A few months ago, I wrote a post called “Give Your Best to God”, about encouraging my children to desire to please God in their actions. I was thinking how easily that that message could be misconstrued, as though God only wants to see our best. The truth is that God doesn’t change, and His love for me is just as great when I’m at my best as it is when I’m at my worst. My actions don’t affect how much He is madly in love with me.

I went to mass a few weeks ago weary after a tough month of trying to keep things together. I broke down near the end, weeping out the heaviness of all I’d been through, giving it all over to Jesus. Just as He vulnerably and intimately shows us His wounds He endured on the cross, I reciprocated. My worst related to some things I’d done, some things outside of my control, and feeling so helpless. I brought my worst to my only hope, Jesus Christ – the light in the darkness. He has the power to raise the dead to life, to bring beauty from the ashes. He is a safe place to hand over my worst and ask Him to again be my Savior.
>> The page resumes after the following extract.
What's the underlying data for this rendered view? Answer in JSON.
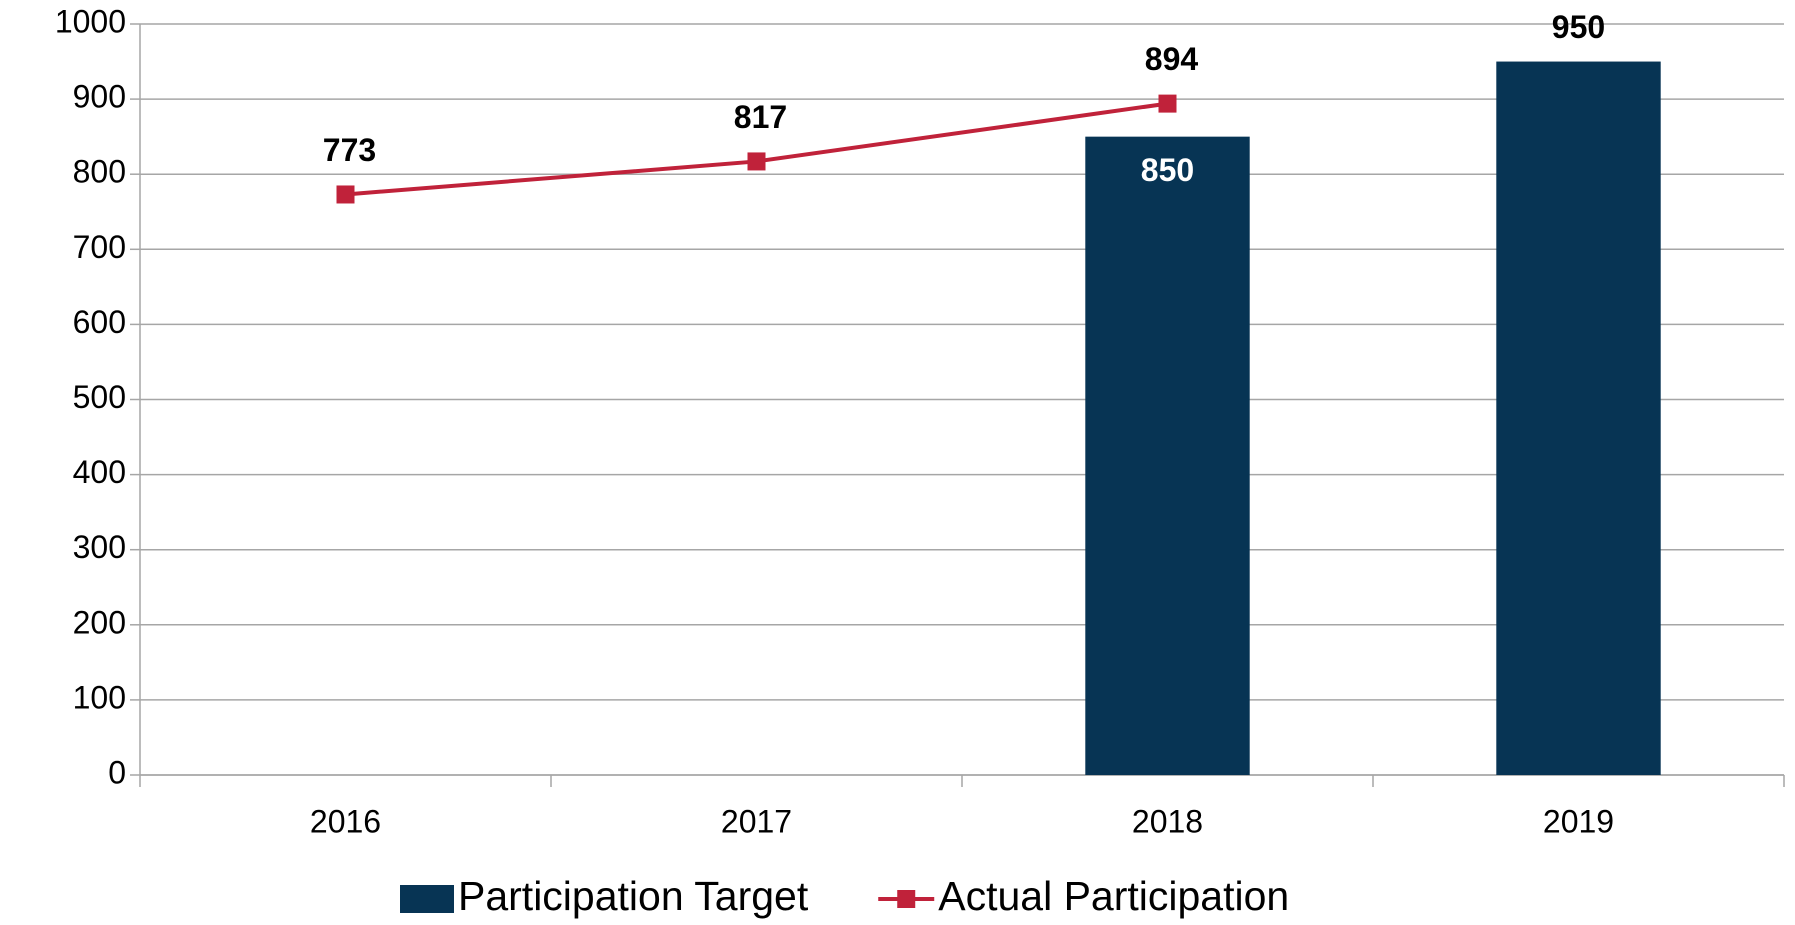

Jesus, I want to rest in the truth that your love for me is unconditional. Consistent. Not limited. No conditions could change your love for me. You see me, and you see all the movements of my heart, the actions in my day. And you love me. You are not ashamed of me, or to be seen with me. You love me as I was created to be, and as I am now. You love me in my good places just as much as the ugly places I want to hide from others. You love me too much to keep me the same, and you want to redeem the broken places.

Jesus, your love for me is absolute. I have done nothing to deserve this kind of love. It is who you are, and it does not change. May I love you in return as much as I can possibly love you. May I hear your words of life. Speak life into me today. Speak, I am listening. Amen.